На рассвете я услышал выстрел пушки; и вскоре после этого мужчины в соседней комнате окончательно перестали храпеть и начали шуршать своими туалетами. Звук их голосов, когда они разговаривали, был низким и похожим на людей, наблюдающих у постели больного. Джонс, который наконец начал дремать, ворочался и бормотал, и время от времени открывал бессознательные глаза на меня, где я лежал.

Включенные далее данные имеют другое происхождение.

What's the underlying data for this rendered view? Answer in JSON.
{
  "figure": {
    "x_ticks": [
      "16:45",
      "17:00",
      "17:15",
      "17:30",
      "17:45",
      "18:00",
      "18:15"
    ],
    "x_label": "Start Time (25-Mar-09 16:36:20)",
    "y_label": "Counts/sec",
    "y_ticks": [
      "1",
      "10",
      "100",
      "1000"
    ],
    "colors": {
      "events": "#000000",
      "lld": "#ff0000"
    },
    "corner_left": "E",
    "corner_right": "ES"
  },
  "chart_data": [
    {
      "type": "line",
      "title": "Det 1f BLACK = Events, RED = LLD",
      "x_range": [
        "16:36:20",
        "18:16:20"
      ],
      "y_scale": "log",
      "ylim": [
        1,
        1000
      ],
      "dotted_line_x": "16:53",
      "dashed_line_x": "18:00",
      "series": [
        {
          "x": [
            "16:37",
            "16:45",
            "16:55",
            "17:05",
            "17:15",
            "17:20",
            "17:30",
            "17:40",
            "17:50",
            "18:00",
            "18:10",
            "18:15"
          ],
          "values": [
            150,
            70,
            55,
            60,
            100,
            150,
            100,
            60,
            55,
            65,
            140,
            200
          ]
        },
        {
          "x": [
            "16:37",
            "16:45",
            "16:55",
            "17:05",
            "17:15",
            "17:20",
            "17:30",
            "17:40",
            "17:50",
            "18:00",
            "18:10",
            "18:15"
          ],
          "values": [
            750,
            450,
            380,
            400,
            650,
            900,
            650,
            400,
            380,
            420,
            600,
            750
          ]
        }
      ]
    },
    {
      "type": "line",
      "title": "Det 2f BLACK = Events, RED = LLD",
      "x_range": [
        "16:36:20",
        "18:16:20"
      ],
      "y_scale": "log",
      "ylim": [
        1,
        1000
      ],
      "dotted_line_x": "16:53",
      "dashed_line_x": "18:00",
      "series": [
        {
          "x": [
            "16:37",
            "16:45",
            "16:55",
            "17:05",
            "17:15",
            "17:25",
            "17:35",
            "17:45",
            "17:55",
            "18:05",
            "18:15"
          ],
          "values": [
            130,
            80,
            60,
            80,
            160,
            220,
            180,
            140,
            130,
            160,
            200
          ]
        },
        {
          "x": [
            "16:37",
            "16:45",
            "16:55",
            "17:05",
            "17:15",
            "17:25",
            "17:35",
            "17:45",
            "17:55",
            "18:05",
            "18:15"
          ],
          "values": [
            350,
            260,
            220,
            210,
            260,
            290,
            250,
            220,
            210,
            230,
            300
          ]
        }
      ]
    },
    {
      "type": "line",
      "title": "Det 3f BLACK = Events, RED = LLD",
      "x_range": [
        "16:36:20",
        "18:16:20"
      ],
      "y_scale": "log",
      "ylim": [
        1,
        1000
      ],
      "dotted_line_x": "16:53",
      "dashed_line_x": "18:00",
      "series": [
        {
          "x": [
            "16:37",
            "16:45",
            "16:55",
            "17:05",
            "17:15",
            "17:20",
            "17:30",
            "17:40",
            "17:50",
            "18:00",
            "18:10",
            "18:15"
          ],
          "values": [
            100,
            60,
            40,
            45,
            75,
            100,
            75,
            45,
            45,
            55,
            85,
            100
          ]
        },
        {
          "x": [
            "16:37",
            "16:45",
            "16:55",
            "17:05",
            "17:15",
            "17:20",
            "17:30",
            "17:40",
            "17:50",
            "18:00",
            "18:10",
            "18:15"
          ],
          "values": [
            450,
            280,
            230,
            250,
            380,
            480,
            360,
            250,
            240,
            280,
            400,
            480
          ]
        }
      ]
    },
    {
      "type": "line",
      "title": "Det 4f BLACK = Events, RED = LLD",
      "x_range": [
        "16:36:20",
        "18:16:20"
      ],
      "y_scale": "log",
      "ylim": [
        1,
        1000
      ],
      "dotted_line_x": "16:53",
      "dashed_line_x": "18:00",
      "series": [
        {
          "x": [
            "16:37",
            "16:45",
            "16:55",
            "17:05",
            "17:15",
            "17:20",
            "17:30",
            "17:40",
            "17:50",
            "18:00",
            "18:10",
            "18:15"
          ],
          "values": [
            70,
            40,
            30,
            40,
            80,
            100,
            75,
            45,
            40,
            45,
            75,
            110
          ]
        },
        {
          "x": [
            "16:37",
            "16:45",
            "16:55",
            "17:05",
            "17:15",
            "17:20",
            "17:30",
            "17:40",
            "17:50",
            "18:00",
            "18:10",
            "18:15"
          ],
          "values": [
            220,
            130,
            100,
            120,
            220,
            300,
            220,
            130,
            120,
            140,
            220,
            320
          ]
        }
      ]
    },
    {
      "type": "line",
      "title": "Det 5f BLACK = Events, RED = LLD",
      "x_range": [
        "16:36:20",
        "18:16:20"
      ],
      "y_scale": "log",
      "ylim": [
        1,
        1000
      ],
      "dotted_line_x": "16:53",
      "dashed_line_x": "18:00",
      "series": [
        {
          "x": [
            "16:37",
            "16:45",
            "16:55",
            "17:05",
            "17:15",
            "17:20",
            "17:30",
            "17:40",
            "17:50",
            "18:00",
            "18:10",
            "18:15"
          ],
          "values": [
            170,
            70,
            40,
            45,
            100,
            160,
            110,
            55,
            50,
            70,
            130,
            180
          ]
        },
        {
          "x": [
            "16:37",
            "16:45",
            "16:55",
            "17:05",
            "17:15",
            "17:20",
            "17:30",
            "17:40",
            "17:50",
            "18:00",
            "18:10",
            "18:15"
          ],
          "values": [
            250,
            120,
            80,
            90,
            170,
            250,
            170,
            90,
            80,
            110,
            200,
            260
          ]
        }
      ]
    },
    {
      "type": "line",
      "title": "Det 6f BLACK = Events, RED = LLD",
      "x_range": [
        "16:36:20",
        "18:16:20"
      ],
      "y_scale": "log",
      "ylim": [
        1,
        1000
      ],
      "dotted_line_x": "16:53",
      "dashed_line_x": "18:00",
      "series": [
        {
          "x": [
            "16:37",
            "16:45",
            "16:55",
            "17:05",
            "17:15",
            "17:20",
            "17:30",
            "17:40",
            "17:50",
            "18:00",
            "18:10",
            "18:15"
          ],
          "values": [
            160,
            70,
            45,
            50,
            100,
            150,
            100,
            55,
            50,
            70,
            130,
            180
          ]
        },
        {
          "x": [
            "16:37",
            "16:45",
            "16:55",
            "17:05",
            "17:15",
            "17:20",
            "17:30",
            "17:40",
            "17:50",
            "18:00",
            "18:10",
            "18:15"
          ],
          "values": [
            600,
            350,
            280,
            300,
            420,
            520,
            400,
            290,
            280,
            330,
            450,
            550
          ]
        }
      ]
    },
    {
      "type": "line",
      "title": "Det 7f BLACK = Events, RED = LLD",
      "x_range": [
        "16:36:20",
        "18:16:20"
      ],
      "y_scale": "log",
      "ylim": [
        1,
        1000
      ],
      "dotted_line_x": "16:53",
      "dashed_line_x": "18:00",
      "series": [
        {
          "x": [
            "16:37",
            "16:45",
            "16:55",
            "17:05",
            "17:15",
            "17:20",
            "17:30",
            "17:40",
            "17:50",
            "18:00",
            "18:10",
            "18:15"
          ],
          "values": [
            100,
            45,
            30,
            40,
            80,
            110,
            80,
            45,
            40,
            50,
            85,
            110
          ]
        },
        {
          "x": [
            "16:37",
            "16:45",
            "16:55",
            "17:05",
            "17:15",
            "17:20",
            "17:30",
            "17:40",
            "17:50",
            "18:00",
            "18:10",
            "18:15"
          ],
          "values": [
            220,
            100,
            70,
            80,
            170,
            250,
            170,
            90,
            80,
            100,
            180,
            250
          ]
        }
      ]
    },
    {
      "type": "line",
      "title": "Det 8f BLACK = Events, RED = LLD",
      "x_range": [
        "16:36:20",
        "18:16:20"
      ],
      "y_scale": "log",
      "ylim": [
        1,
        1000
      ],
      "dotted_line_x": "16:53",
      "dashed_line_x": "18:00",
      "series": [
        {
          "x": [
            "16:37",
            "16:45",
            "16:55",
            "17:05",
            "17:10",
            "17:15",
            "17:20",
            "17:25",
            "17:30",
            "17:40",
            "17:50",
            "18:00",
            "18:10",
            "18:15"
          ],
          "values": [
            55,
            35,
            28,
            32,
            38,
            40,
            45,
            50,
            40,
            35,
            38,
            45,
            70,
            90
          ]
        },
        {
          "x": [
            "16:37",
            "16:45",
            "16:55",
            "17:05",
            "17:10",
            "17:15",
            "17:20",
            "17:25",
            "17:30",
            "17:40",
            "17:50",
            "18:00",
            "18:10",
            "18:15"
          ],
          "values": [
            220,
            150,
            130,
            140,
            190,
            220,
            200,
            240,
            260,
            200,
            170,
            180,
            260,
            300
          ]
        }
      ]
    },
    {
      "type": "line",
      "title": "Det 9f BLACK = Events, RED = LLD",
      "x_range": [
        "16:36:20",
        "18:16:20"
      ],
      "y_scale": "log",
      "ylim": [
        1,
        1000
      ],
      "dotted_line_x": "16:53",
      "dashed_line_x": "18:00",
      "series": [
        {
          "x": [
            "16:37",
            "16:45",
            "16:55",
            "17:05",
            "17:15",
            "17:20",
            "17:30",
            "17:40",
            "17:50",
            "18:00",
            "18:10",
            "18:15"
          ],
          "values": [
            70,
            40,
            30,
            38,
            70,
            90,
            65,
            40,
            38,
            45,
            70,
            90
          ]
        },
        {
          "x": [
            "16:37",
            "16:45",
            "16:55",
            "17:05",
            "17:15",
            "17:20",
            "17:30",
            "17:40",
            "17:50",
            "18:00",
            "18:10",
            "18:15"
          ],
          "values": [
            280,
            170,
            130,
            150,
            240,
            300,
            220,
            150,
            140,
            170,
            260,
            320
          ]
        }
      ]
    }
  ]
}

Я обнаружил, что становлюсь все более и более жутко, ибо смею сказать, что был немного лихорадочен от своей беспокойной ночи, и поспешил одеться и спуститься вниз.

Вам нужно было пройти через дождь, который все еще лил густо и звонко, чтобы добраться до умывальной на другой стороне двора. Там было три подставки для тазов и несколько помятых полотенец и кусков мокрого мыла, белых и скользких, как рыба; не должен я забывать и зеркало, и пару сомнительных расчесок. Еще один шотландский парень был здесь, оттирая лицо с доброй волей. Он был три месяца в Нью-Йорке и еще не нашел ни одной работы и не заработал ни одного полпенни. До настоящего времени он также был в точности в убытке на сумму проезда. Я начал чувствовать тошноту в сердце за своих собратьев-эмигрантов.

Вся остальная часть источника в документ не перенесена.